Why it matters: It is essential to protect authentication credentials, queries, and data exchanged over the network. Note that SQL Server login credentials are encrypted by default, but queries and result sets after login can be transmitted in plaintext unless encryption is explicitly enabled.

1-1. Requirements & Scope

  • SQL Server: On-premises SQL Server and Azure SQL (MI/DB) are both applicable.
  • Certificate: A server certificate with a private key in Local Computer > Personal, EKU = Server Authentication, and proper DNS names in SAN.
  • Ports: Default 1433 for default instance; named instances often use dynamic ports and SQL Browser (UDP 1434).

2. What is Connection Encryption?

By default, SQL Server does not encrypt query or data traffic, and sends/receives it in plaintext.
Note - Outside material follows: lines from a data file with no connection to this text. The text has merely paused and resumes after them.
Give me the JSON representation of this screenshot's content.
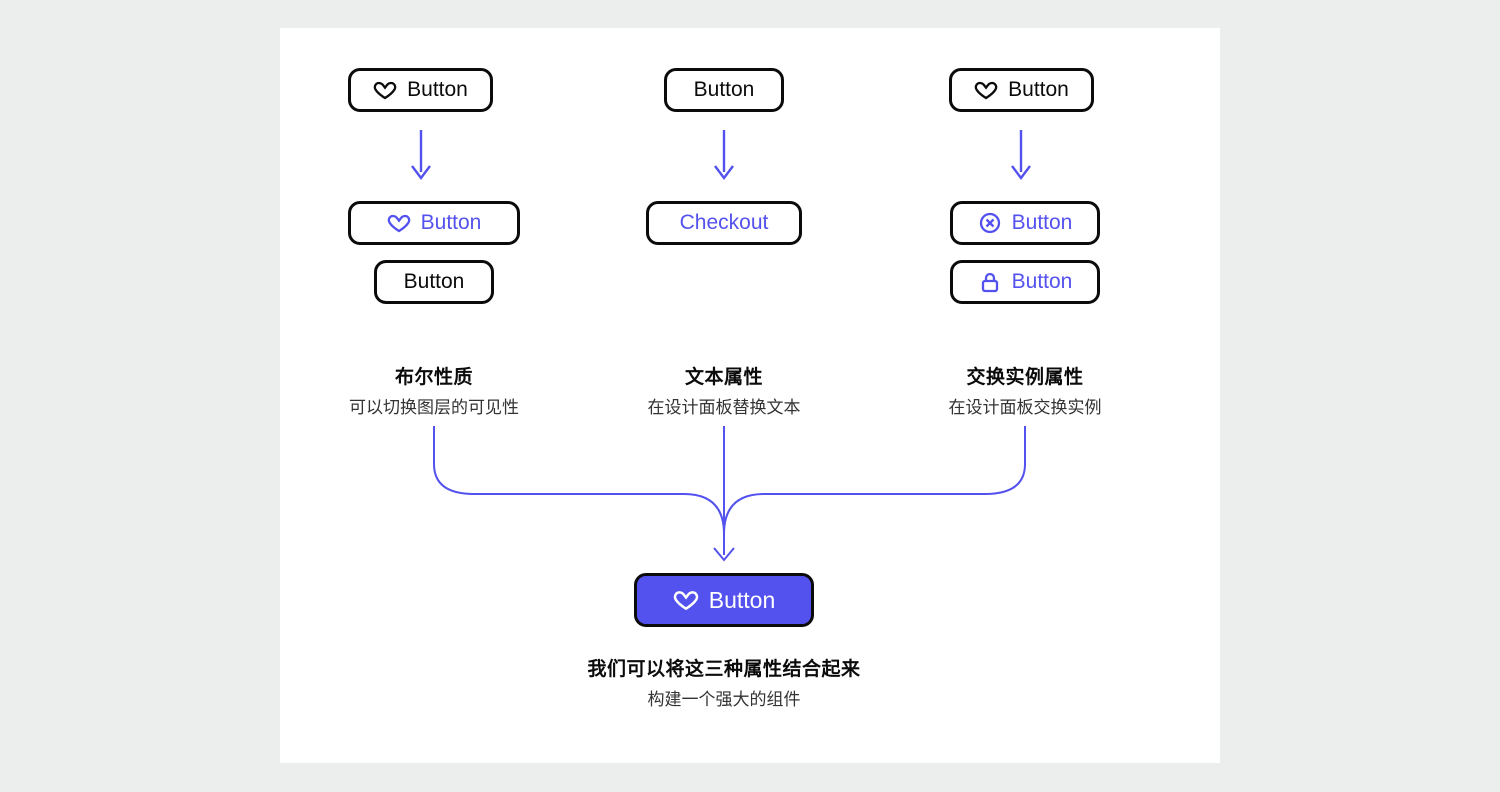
{
  "colors": {
    "accent": "#5452ee",
    "ink": "#0b0b0c"
  },
  "columns": {
    "boolean": {
      "title": "布尔性质",
      "desc": "可以切换图层的可见性"
    },
    "text": {
      "title": "文本属性",
      "desc": "在设计面板替换文本"
    },
    "instance": {
      "title": "交换实例属性",
      "desc": "在设计面板交换实例"
    }
  },
  "buttons": {
    "boolean": {
      "top": "Button",
      "mid": "Button",
      "bottom": "Button"
    },
    "text": {
      "top": "Button",
      "mid": "Checkout"
    },
    "instance": {
      "top": "Button",
      "mid": "Button",
      "bottom": "Button"
    }
  },
  "result": {
    "button_label": "Button",
    "title": "我们可以将这三种属性结合起来",
    "desc": "构建一个强大的组件"
  }
}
To protect communication from “eavesdropping,” “tampering,” and “spoofing,” TLS (formerly SSL) encryption is required.

3. How Connection Encryption Works

When connecting, SQL Server uses a certificate to perform a TLS handshake and establish a secure session.

  • Login packets (username/password) are always encrypted.
  • Queries and result sets (data packets) are encrypted depending on the connection string and server settings.

4. Detailed Flow of Encrypted Communication

4-1. Overall Flow

  1. Client sends connection request (e.g., connection string with Encrypt=True or server-side Force Encryption enabled).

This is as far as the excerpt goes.